La Organización de Consumidores y Usuarios (OCU) ha advertido sobre un repunte de estos engaños en las últimas semanas. El patrón se repite: el usuario llega a una web desconocida a través de un buscador o un anuncio, confirma la reserva y ahí es cuando los estafadores actúan. El uso del móvil agrava el riesgo, porque la pantalla pequeña dificulta verificar si la dirección web del enlace corresponde realmente al sitio oficial.

Qué revisar antes de introducir los datos de tu tarjeta

Lo primero, antes de pagar, es comprobar que la web utiliza una conexión segura. Eso significa que en la barra del navegador deben aparecer el símbolo del candado y el prefijo “https”. Pero eso no es suficiente. La pasarela de pago debe ser reconocible y estar certificada bajo el estándar PCI-DSS, y el proceso debe solicitar una autenticación reforzada —ya sea un código por SMS, una notificación en la app del banco o verificación biométrica como la huella digital—, según explica Jorge Sorial, gerente en España de Craftgate. La normativa europea exige aplicar esta autenticación en la mayoría de las compras online, por lo que su ausencia en una reserva de importe elevado es una señal de alarma.

Un teléfono móvil con una alerta bancaria por actividad sospechosa, una tarjeta y un papel para un código de reclamo ilustran la prevención de fraude digital. (Imagen Ilustrativa Infobae)

Cuando se trata de un comercio que no se conoce y que probablemente no se vuelva a usar, la tarjeta es preferible a la transferencia bancaria. Si el servicio no se presta o el cargo resulta fraudulento, el banco puede gestionar la devolución del importe. Una transferencia enviada, en cambio, es prácticamente irrecuperable sin la colaboración del receptor. Del mismo modo, los expertos recomiendan rechazar la opción de guardar los datos de la tarjeta en webs de reserva puntual, pues cuantos menos sitios almacenen esa información, menor es la exposición ante una posible brecha de seguridad. Cuando esté disponible, pagar con billeteras digitales como Apple Pay o Google Pay elimina ese riesgo, porque el comercio nunca accede al número real de la tarjeta.
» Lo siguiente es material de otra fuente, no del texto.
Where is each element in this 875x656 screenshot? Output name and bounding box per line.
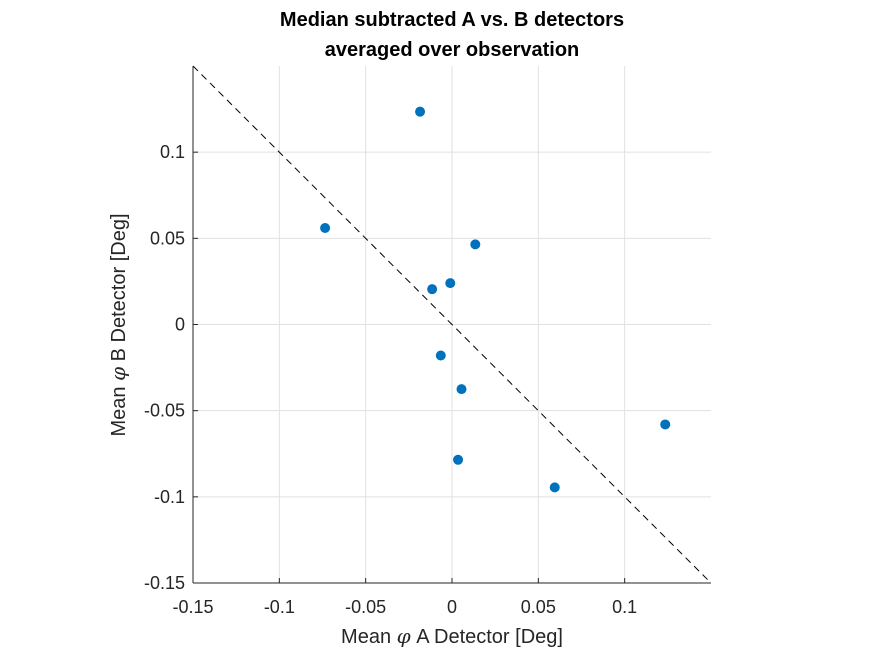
axes <box>192 66 711 584</box>
y-tick-labels: -0.15 -0.1 -0.05 0 0.05 0.1 <box>144 142 185 593</box>
y-axis-label: Mean φ B Detector [Deg] <box>106 213 130 436</box>
y-tick-label: -0.1 <box>154 487 185 507</box>
x-tick-label: -0.1 <box>264 597 295 617</box>
data-point <box>456 384 467 395</box>
y-axis-label-symbol: φ <box>106 367 130 381</box>
data-point <box>445 278 456 289</box>
reference-line <box>192 65 712 584</box>
x-axis-label-prefix: Mean <box>341 626 397 648</box>
data-point <box>549 482 560 493</box>
x-tick-label: 0.05 <box>521 597 556 617</box>
x-axis-label-suffix: A Detector [Deg] <box>411 626 563 648</box>
data-point <box>415 106 426 117</box>
x-tick-label: -0.05 <box>345 597 386 617</box>
data-point <box>427 284 438 295</box>
chart-title-line-2: averaged over observation <box>325 39 580 61</box>
data-point <box>660 419 671 430</box>
data-points <box>320 106 671 493</box>
y-axis-label-prefix: Mean <box>108 381 130 437</box>
data-point <box>435 350 446 361</box>
y-axis-label-suffix: B Detector [Deg] <box>108 213 130 366</box>
data-point <box>320 222 331 233</box>
chart-title-line-1: Median subtracted A vs. B detectors <box>280 9 624 31</box>
y-tick-label: -0.15 <box>144 573 185 593</box>
x-tick-label: 0.1 <box>612 597 637 617</box>
x-tick-labels: -0.15 -0.1 -0.05 0 0.05 0.1 <box>172 597 637 617</box>
data-point <box>453 454 464 465</box>
data-point <box>470 239 481 250</box>
y-tick-label: 0 <box>175 315 185 335</box>
y-tick-label: 0.05 <box>150 228 185 248</box>
grid <box>193 66 711 583</box>
x-axis-label: Mean φ A Detector [Deg] <box>341 624 563 648</box>
y-tick-label: -0.05 <box>144 401 185 421</box>
x-tick-label: 0 <box>447 597 457 617</box>
y-tick-label: 0.1 <box>160 142 185 162</box>
x-tick-label: -0.15 <box>172 597 213 617</box>
x-axis-label-symbol: φ <box>397 624 411 648</box>
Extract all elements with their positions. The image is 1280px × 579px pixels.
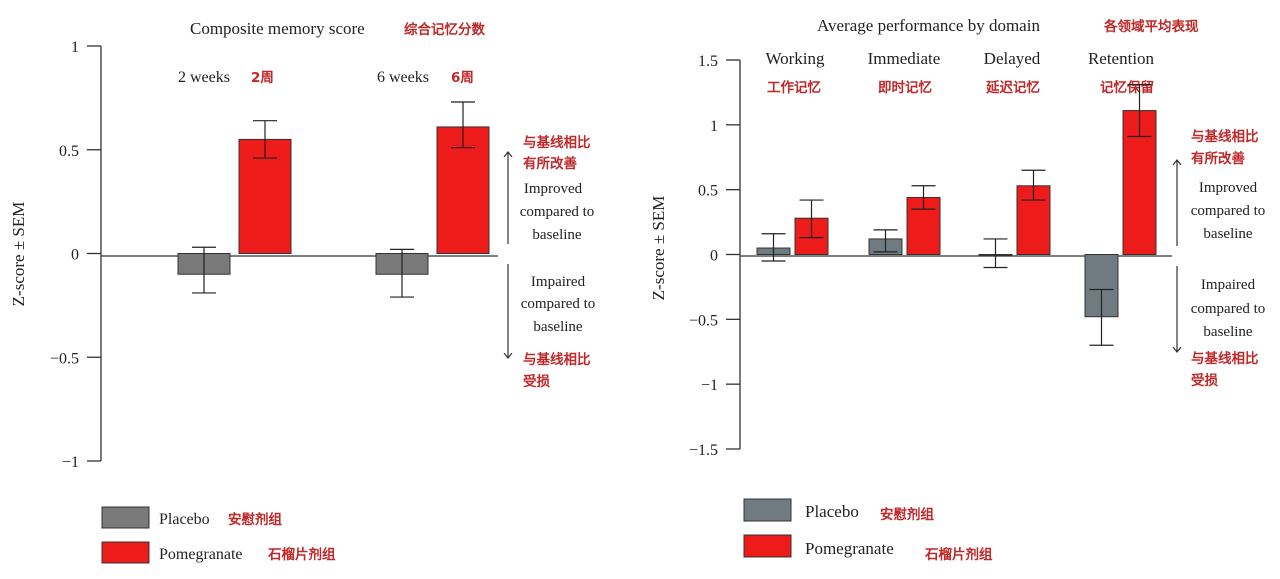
legend-swatch-pomegranate	[743, 534, 792, 558]
category-label-cn: 记忆保留	[1100, 79, 1154, 96]
legend-label-cn: 石榴片剂组	[267, 546, 336, 563]
y-tick-label: 0.5	[698, 183, 718, 200]
category-label: 6 weeks	[377, 69, 429, 86]
error-bar	[1021, 169, 1046, 201]
impaired-annotation: Impaired	[531, 274, 586, 290]
improved-annotation: baseline	[1203, 226, 1252, 242]
impaired-annotation: compared to	[521, 296, 596, 312]
y-tick-label: −0.5	[50, 350, 79, 367]
y-tick-label: −1.5	[689, 442, 718, 459]
chart-title-cn: 综合记忆分数	[404, 21, 485, 38]
error-bar	[192, 246, 216, 294]
impaired-annotation: compared to	[1191, 301, 1266, 317]
category-label: Working	[765, 49, 825, 68]
improved-annotation: compared to	[520, 204, 595, 220]
category-label-cn: 2周	[251, 70, 274, 86]
chart-title: Composite memory score	[190, 19, 365, 38]
y-tick-label: −1	[701, 377, 718, 394]
y-tick-label: 1.5	[698, 53, 718, 70]
category-label: 2 weeks	[178, 69, 230, 86]
category-label-cn: 延迟记忆	[985, 79, 1040, 96]
improved-annotation-cn: 与基线相比	[523, 134, 591, 151]
impaired-annotation-cn: 受损	[523, 373, 551, 390]
error-bar	[1089, 288, 1114, 346]
y-tick-label: 1	[71, 39, 79, 56]
error-bar	[873, 229, 898, 253]
category-label-cn: 工作记忆	[767, 79, 821, 96]
legend-swatch-placebo	[743, 498, 792, 522]
error-bar	[983, 238, 1008, 269]
impaired-annotation: Impaired	[1201, 277, 1256, 293]
improved-annotation: Improved	[524, 181, 583, 197]
improved-annotation-cn: 与基线相比	[1191, 128, 1259, 145]
domain-performance-chart: Average performance by domain 各领域平均表现 1.…	[649, 16, 1265, 563]
legend-label: Placebo	[159, 511, 210, 528]
improved-annotation-cn: 有所改善	[1191, 150, 1245, 167]
legend-swatch-placebo	[101, 506, 150, 529]
impaired-annotation-cn: 与基线相比	[1191, 350, 1259, 367]
legend-label-cn: 安慰剂组	[880, 506, 934, 523]
y-axis-label: Z-score ± SEM	[9, 202, 28, 307]
category-label-cn: 即时记忆	[878, 79, 932, 96]
error-bar	[761, 233, 786, 262]
composite-memory-chart: Composite memory score 综合记忆分数 1 0.5 0 −0.5 −…	[9, 19, 596, 564]
impaired-annotation-cn: 受损	[1191, 372, 1219, 389]
error-bar	[390, 248, 414, 298]
category-label: Immediate	[868, 49, 941, 68]
error-bar	[799, 199, 824, 239]
category-label: Retention	[1088, 49, 1155, 68]
y-tick-label: −1	[62, 454, 79, 471]
impaired-annotation: baseline	[533, 319, 582, 335]
impaired-annotation-cn: 与基线相比	[523, 351, 591, 368]
legend-swatch-pomegranate	[101, 541, 150, 564]
legend-label-cn: 石榴片剂组	[924, 546, 993, 563]
error-bar	[1127, 84, 1152, 138]
y-axis-label: Z-score ± SEM	[649, 196, 668, 301]
chart-title-cn: 各领域平均表现	[1103, 18, 1199, 35]
category-label: Delayed	[984, 49, 1041, 68]
error-bar	[911, 185, 936, 210]
legend-label: Pomegranate	[159, 546, 243, 563]
impaired-annotation: baseline	[1203, 324, 1252, 340]
chart-title: Average performance by domain	[817, 16, 1040, 35]
legend-label: Placebo	[805, 502, 859, 521]
improved-annotation: compared to	[1191, 203, 1266, 219]
y-tick-label: 0	[71, 247, 79, 264]
error-bar	[451, 101, 475, 149]
legend-label-cn: 安慰剂组	[228, 511, 282, 528]
improved-annotation: baseline	[532, 227, 581, 243]
category-label-cn: 6周	[451, 70, 474, 86]
y-tick-label: 1	[710, 118, 718, 135]
legend-label: Pomegranate	[805, 539, 894, 558]
y-tick-label: 0.5	[59, 143, 79, 160]
improved-annotation: Improved	[1199, 180, 1258, 196]
improved-annotation-cn: 有所改善	[523, 155, 577, 172]
y-tick-label: −0.5	[689, 312, 718, 329]
y-tick-label: 0	[710, 248, 718, 265]
error-bar	[253, 120, 277, 159]
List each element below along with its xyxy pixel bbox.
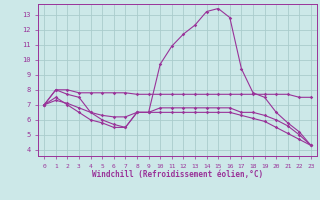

El fraude que llega después de confirmar la reserva

Uno de los fraudes que más ha crecido en los últimos meses es el llamado “secuestro de reservas”. El Instituto Nacional de Ciberseguridad (INCIBE) ha detectado mensajes en los que los estafadores se hacen pasar por el hotel o la plataforma de reservas utilizando datos reales del cliente: nombre, fechas de estancia o número de reserva. El mensaje comunica un supuesto problema y pide un pago adicional para mantener la reserva. Ante cualquier comunicación de este tipo, la recomendación es no pulsar ningún enlace y contactar directamente con el alojamiento a través de sus canales oficiales. El hecho de que el mensaje incluya información verídica no garantiza su legitimidad.

Durante el viaje, activar las alertas de movimientos en la app bancaria permite detectar cualquier cargo no autorizado con la mayor rapidez posible. Algunos cargos fraudulentos no aparecen hasta varios días después de realizarse, por lo que revisar el extracto al regreso es una práctica igual de recomendable. Si se facilitan datos bancarios por error, el banco debe ser el primer contacto, y conviene conservar capturas de pantalla, números de teléfono y cualquier otro rastro del intento de fraude para presentar una denuncia.